It's a point of contention whether or not Date Palms fit comfortably in any category, said Jefre Cantu, who recruited the band to play in an annual event that sounds like an oxymoron — a drone music festival. Called On Land, it started as a de facto showcase for San Francisco record label Root Strata and eventually morphed into its own whirring, oscillating, monotonal animal. Granted, many bands wouldn't necessarily characterize themselves as drone. "I would argue that what Gregg and Marielle do is not really drone, either," Cantu said. "Maybe it's droney to the average listener. Maybe I'm being too detailed about it." He concedes that most bands on the On Land bill fall within that realm, albeit with reservations.

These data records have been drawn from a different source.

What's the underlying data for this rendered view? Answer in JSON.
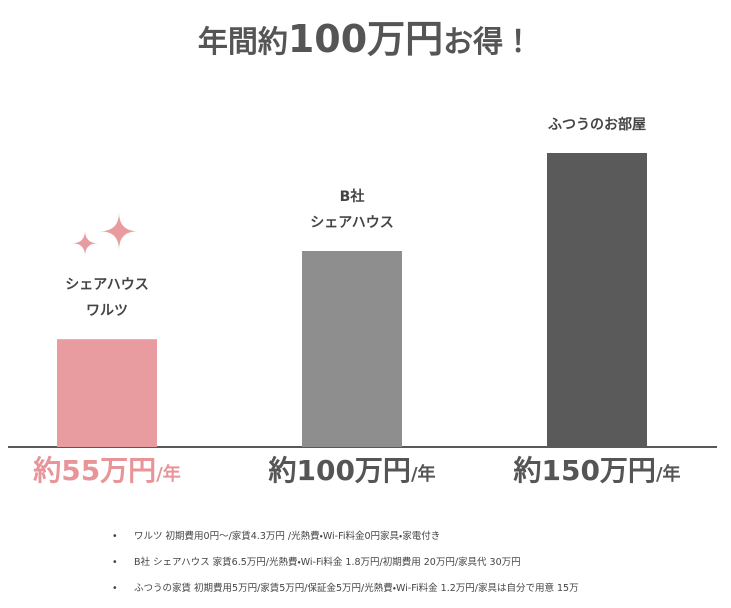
{
  "chart_data": {
    "type": "bar",
    "title": {
      "lead": "年間約",
      "emphasis": "100万円",
      "tail": "お得！"
    },
    "categories": [
      "シェアハウス\nワルツ",
      "B社\nシェアハウス",
      "ふつうのお部屋"
    ],
    "values": [
      55,
      100,
      150
    ],
    "value_labels": [
      "約55万円",
      "約100万円",
      "約150万円"
    ],
    "value_label_suffix": "/年",
    "colors": [
      "#e89ca0",
      "#8e8e8e",
      "#5a5a5a"
    ],
    "value_label_colors": [
      "#e8959a",
      "#555555",
      "#555555"
    ],
    "ylim": [
      0,
      150
    ],
    "notes": [
      "ワルツ 初期費用0円〜/家賃4.3万円 /光熱費・Wi-Fi料金0円家具・家電付き",
      "B社 シェアハウス 家賃6.5万円/光熱費・Wi-Fi料金 1.8万円/初期費用 20万円/家具代 30万円",
      "ふつうの家賃 初期費用5万円/家賃5万円/保証金5万円/光熱費・Wi-Fi料金 1.2万円/家具は自分で用意 15万"
    ]
  }
}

Kowalsky's solo projects, on the other hand, are unabashedly drone. Take Tape Chants, his 2009 solo release on Kranky Records. It's extremely minimal, and the first track is twenty minutes long. In comparison, Date Palms' work is a little more action-packed. The first song on their debut album, Of Psalms, sounds like classical Indian music, chopped and screwed. It begins with a long, repetitive bass ostinato, over which the two musicians layer several instruments: Appalachian psaltery; Fender Rhodes; hammer dulcimer; tanpura; sine wave oscillators; analog synth; long, bendy violin notes. The instruments all congeal to form a single chord tone. It's rich, dense, and oversaturated, but the consonant harmonies keep it warm and inviting, even to the untrained ear. To Cantu, it sounds like a record played at half-speed. If you sped it up, you'd get pop music.
Creating that sound is a rigorous process. Jakobsons taught herself to play electric bass for the project. Often, she'll start a piece by bowing a violin line, which Kowalsky will record on cassette. He'll play it back at a slower tempo, so that Jakobsons can layer more notes on top. "It creates sort of a phasing effect," Kowalsky explained. The two primarily record in their Jingletown loft, which they've rigged with modular synths, capacitors, and a small arsenal of string instruments. Onstage they multitask: Jakobsons flits from violin to bass, while Kowalsky handles the synths and miscellany. The musicians' penchant for fixating on a single chord makes their music seem meditative, even though it's actually very labored.
Such is the paradox of drone music. Not every band at On Land has the same classical-music pedigree as Date Palms, but many of them fall into the simple-but-effortful category. They privilege notes over melodies, and sounds over notes. And yet, their music has a lot of intentionality. It's not for people with short attention spans. And it's definitely not just noise.